I’ve read it once, I was lucky enough to find it at my local library and I read it before it became lost in the library system never to be found again… Little bit spooky, huh? I have to admit, I wasn’t one-hundred percent happy with the conclusion, though it did give me an answer to those niggling questions I had. And because it was written by Lindsay, it couldn’t be disputed as false later on. I won’t discuss here what happened in the missing chapter, leaving it to the reader’s imagination seems better.
What might have happened if the book, in its entirety had been published? Would there have been a movie made out of it? If the movie had been made, would it have been the success it was? Would it still evoke feelings of awe, unease and wonder at the potential fates of the characters.

1 comment:

  1. You seem to accept the thesis that it was Lindsay who wrote that so-called "18th chapter". Why, I dare ask?

    I found that "missing chapter" terribly disappointing. Those who believe that this '18th chapter' was actually written by Joan Lindsay accept the chapter's lacking quality as the reason why Lindsay and her publisher rejected it. But I take the chapter's lacking quality as an indication that Lindsay may not have written it at all, and that the chapter may be a sham. A hoax, as so many literary & artistic hoaxes and false attributions before.

    Thus, I challenge anyone to deliver convincing evidence that the 'missing chapter', published as 'The Secret of Hanging Rock', was actually written by Joan Lindsay.

    I do not believe that it is, and find it troubling that so many people take it as a fact only because the publisher made us believe that it is. A publisher with clear commercial interests in the popularity of the book and the film.

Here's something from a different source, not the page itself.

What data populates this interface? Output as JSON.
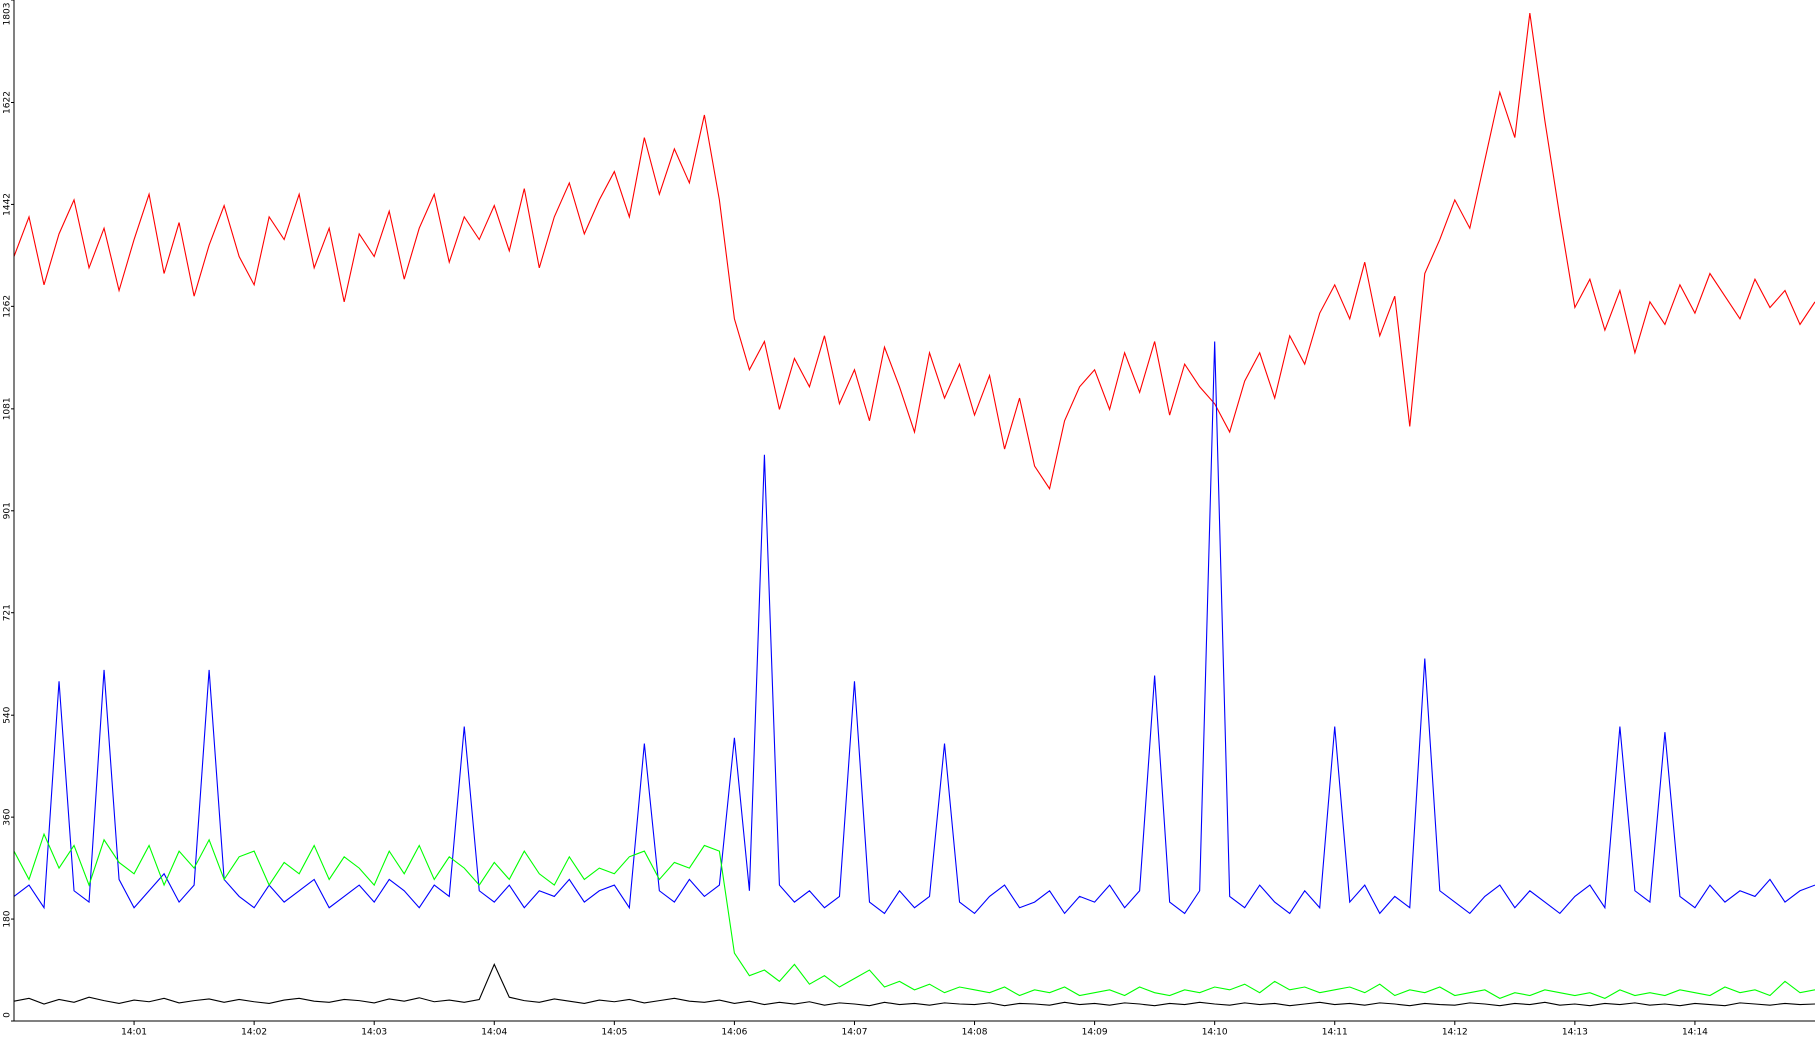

    I find it suspect that the chapter bluntly reveals what Lindsay intentionally kept hidden in the previous 17 chapters, and that 'The Secret' was only published after Lindsay's death - so she was not around anymore to refute its authenticity.

    To my knowledge, there is no material proof for the assumption, just hearsay. There is no manuscript, no diary entry, no civil law notary who acknowledges that Lindsay personally transferred the copyrights from Mrs. Lindsay to Mr. John Taylor (of the editor's house Cheshires), no 'last will' in which Lindsay states that she wanted the 'missing chapter' to be published three years after her death.

    On the contrary. Lindsay herself was a firm and vocal advocate of an open ending to 'Picnic at Hanging Rock'. In an interview on the Criterion DVD edition, Mrs. Lindsay can be heard and seen stating that she finds it 'an extraordinary thing to me that people are not content to leave it as a mystery', that she 'wrote the story as a mystery', that it 'will remain a mystery' and that a solution would only 'spoil the mystery'. She also says that the book is 'atmospheric' and not in the least a 'whodunnit' with a concrete solution. She explicitly refers to Henry James 'Turn of the screw', a book that is also renowned for being open-ended.

    Lindsay's statement her should not be taken as 'proof' that she had changed her mind about her novel, and that she once wanted the book to have a 'closed ending' in an 18th chapter. That would amount to a circular reasoning.

    To me it seems that this book indeed delivers yet another 'secret' to the Hanging Rock business, and the secret is that Lindsay never wrote this so-called 'missing chapter'. Anyone who believes it is, should worry about the absence of convincing proof for their assumption.

    It is high time an Australian literary researcher or PhD did some thorough philological and biographical inquiry into the material genesis of that 'missing chapter'. My guess is that the sham will be revealed, and another guess is that the editor has to do with it, along with some ghost writer who got his/her share of the profit.